Background CD40-CD40Ligand interaction is a crucial costimulatory factor in T-cell mediated B-cell activation. Intervention into this system allows efficiant modulation of immune respone in transplantation and autoimmunity e.g. systemic lupus erythematosus (SLE). Recently CD40L (CD154) has been described as a novel antigen on activated platelets with impact towards thrombus formation and interplay with endothelial cells. Altered platelet CD40 L expression was already described in procoagulatory situations like instable angina pectoris.

Objectives As platelet activation by phospholipid antibodies is found in SLE and especially in Antiphospholipid syndrome (APS) we analysed CD40L expression in SLE and secondary APS.

Methods Using flowcytometric whole blood and platelet rich plasma double staining assay systems we analysed CD40 L expression.

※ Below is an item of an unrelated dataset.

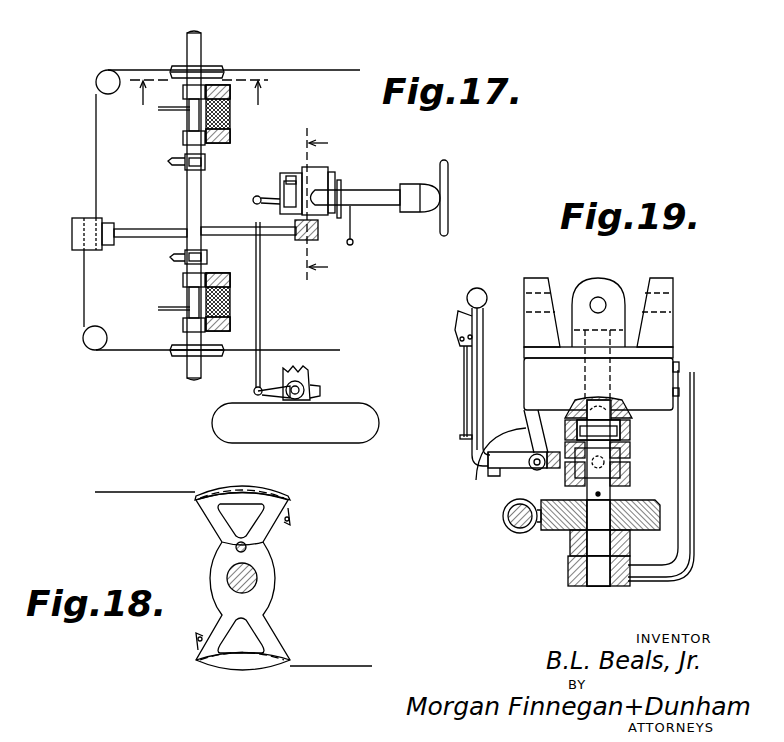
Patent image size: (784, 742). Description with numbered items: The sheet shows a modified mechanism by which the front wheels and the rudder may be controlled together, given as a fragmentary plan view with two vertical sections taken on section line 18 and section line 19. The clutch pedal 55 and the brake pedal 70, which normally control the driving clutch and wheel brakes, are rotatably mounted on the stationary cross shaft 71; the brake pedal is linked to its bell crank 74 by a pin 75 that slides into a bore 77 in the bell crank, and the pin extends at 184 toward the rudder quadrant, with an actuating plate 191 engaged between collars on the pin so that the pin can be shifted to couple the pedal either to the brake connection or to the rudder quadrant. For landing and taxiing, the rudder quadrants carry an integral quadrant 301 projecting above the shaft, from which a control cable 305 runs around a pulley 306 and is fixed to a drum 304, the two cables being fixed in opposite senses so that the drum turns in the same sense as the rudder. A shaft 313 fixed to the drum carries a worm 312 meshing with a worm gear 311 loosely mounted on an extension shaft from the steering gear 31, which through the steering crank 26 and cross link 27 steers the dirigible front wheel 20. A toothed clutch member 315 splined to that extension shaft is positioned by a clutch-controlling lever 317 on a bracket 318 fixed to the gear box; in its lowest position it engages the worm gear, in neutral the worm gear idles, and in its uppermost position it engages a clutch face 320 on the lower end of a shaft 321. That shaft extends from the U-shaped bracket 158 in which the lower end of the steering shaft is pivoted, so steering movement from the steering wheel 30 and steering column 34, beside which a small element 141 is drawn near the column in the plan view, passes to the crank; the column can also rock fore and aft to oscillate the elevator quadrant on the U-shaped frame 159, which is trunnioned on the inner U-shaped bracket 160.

PE labelled CD40L (cloneTRAP1, Pharmingen) was employed, FITC-CD42b as detection system for platelets. 40 patients with diagnosis of SLE were included into this study, among them 10 with secondary APS and compared to 15 normal healthy donors (NHD). Results were analysed using Cellquest software (Becton Dickinson, San Jose, USA) differrenciating single from aggregated platelets under nonstimulatory and stimularory conditions (thrombin 30 uM, ADP 10 uM).

Results We found that CD 40 L expression was higher on aggregated compared to single platelets, where fluorescence means were close to baseline. We compared the whole blood method with platelet rich plasma and found lower background activity in whole blood test. Using established stimulators of platelets we could increase CD40L expression on platelets, espescially on aggregated platelets. Analysing CD40L expression in SLE patients we found no significant difference between SLE and NHD, neither on single or on aggregated platelets nor upon stimulation with ADP or thrombin. High CD40 L expression was observed in APS with highly significant differences compared to NHD and SLE analysing single platelets ((NHD < APS (p < 0,0001) SLE < APS (p < 0,0001)) as well as aggregated platelets. Upon stimulation with thrombin or ADP results were comparable indicating significantly higher CD40 L expression on platelets.

Conclusion We first describe high CD40 L expression on single and aggregated platelets in APS establishing CD40L as a novel platelet activation marker in APS. Interplay between CD40L on platelets and endothelial cells may contribute to procoagulatory conditions in APS. On the other hand we could not show altered CD40L expression in patients with SLE without clinical APS.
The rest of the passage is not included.